Balancing water needs.
Protecting the environment.
The District was created in 1961 by the Florida Legislature to protect the water resources of the region. The District includes roughly 10,000 square miles in all or part of 16 counties in west-central Florida that are home to a population of 4.7 million people. The boundaries of the District extend north into Levy County, south into Charlotte County and inland into Polk and Highlands counties.
The region’s lands and waters are forever linked by Florida’s natural water cycles. Therefore, one of the main ways the District carries out its mission of balancing water needs and protecting the environment is by obtaining conservation lands around lakes, rivers, wetlands and estuaries. These lands serve as a natural buffer that filters out pollution from runoff before it reaches the nearest body of water. The District also buys lands to preserve and restore native Florida ecosystems that provide water resources benefits and water storage during hurricanes and other major storm events. The District’s acquisition program has primarily been funded through state programs such as Save Our Rivers, Preservation 2000 and Florida Forever.
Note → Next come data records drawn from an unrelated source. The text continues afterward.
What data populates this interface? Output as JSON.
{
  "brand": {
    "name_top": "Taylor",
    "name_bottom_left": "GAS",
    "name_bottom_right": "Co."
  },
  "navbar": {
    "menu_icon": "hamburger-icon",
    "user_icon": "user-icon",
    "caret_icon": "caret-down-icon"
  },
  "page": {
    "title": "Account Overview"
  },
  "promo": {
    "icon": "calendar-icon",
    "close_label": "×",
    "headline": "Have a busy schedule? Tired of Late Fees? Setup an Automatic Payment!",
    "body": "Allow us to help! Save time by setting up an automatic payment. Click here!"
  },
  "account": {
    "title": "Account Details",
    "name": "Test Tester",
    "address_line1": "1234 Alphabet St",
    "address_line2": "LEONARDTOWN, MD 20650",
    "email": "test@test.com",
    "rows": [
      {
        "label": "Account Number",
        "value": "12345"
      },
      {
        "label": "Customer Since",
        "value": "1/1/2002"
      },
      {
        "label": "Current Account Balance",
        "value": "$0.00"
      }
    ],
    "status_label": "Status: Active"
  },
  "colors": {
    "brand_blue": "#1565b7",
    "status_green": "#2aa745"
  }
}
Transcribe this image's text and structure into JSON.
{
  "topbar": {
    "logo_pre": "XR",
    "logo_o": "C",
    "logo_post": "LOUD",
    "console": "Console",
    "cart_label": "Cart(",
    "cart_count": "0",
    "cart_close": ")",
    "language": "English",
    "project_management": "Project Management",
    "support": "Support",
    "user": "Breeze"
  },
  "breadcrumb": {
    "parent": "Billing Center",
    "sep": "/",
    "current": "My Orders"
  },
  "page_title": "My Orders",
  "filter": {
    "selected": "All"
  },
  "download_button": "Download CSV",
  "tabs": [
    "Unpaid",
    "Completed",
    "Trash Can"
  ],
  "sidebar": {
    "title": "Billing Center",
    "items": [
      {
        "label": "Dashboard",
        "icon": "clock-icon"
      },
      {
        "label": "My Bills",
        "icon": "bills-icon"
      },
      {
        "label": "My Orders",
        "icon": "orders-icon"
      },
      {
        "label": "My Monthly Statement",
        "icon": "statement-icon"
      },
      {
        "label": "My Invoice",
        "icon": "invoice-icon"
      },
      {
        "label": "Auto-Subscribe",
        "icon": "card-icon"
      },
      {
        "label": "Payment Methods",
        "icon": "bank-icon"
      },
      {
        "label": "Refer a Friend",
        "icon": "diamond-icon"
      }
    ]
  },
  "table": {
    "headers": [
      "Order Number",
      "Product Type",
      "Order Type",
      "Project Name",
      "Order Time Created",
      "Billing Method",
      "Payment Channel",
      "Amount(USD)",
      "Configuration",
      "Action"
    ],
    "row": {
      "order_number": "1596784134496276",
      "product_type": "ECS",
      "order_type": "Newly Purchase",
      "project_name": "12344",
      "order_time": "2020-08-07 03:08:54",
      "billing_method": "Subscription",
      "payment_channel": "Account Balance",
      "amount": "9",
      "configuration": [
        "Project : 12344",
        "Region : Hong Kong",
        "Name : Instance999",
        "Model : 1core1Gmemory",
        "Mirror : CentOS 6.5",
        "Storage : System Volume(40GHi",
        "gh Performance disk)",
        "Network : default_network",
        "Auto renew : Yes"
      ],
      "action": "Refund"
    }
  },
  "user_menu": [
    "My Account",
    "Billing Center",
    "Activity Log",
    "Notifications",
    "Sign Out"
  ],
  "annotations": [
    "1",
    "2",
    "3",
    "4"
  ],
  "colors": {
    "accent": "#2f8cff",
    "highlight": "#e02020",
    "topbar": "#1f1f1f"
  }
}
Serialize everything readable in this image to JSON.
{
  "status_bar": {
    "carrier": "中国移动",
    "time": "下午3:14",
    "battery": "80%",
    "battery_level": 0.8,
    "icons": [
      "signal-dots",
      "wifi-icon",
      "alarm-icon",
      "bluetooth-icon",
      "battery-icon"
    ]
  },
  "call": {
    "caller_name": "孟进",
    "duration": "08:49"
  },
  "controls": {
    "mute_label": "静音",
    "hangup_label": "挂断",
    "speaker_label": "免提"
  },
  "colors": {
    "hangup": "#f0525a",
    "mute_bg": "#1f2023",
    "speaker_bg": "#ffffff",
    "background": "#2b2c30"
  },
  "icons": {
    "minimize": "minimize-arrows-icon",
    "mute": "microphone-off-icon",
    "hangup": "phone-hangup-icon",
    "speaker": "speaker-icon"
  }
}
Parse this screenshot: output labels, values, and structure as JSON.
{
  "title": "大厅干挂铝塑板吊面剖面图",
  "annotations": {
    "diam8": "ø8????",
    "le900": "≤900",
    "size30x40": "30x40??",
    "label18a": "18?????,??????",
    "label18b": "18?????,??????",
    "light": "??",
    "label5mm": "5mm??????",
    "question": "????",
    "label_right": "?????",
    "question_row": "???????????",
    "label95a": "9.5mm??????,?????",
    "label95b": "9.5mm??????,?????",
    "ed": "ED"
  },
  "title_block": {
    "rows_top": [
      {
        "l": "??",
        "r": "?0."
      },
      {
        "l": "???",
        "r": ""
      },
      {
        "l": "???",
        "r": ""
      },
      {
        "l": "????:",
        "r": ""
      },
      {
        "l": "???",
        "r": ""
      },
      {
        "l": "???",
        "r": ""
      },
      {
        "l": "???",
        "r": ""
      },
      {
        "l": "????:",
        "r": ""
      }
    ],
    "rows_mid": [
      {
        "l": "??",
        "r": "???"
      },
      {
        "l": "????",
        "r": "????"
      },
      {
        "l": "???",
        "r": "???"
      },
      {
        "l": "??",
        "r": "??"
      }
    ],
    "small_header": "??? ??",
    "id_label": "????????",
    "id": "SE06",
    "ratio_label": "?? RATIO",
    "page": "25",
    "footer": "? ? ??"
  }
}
The District manages its conservation lands to maintain and protect vital water functions and natural systems, which include Florida’s unique plant and wildlife communities. Two primary management tools include mimicking the natural fire cycle that historically shaped Florida’s landscape and restoring areas that have been altered by previous activities. At any time, the public may encounter District staff using methods such as prescribed burns, mechanical mowing of vegetation, and seeding and planting of vegetation. These management techniques help to maintain healthy and abundant populations of game species, such as deer and turkey, and are important for most of Florida’s threatened and endangered species.
Public Use and Recreation
While District lands vary in size and terrain, they all have at least one thing in common — they provide a variety of important benefits to the water and water-related resources within west-central Florida. Nearly all these lands are available for public use and recreation. Nature-friendly activities offer an easy and fun experience while making sure the land is protected. In keeping with the purpose for which these lands were acquired, your experience will be close to nature. That means mostly unpaved roads, portable restrooms and nature’s beauty all around you.
Did you know that many state and local parks and state forest areas are owned by the District? The District, in partnership with state and local governments, has developed parks with facilities such as picnic pavilions, nature trails, environmental education centers, restrooms and camping areas. The District usually provides the land and funding to build most of the facilities, while the partner provides the on-site staff to manage the parks on a daily basis.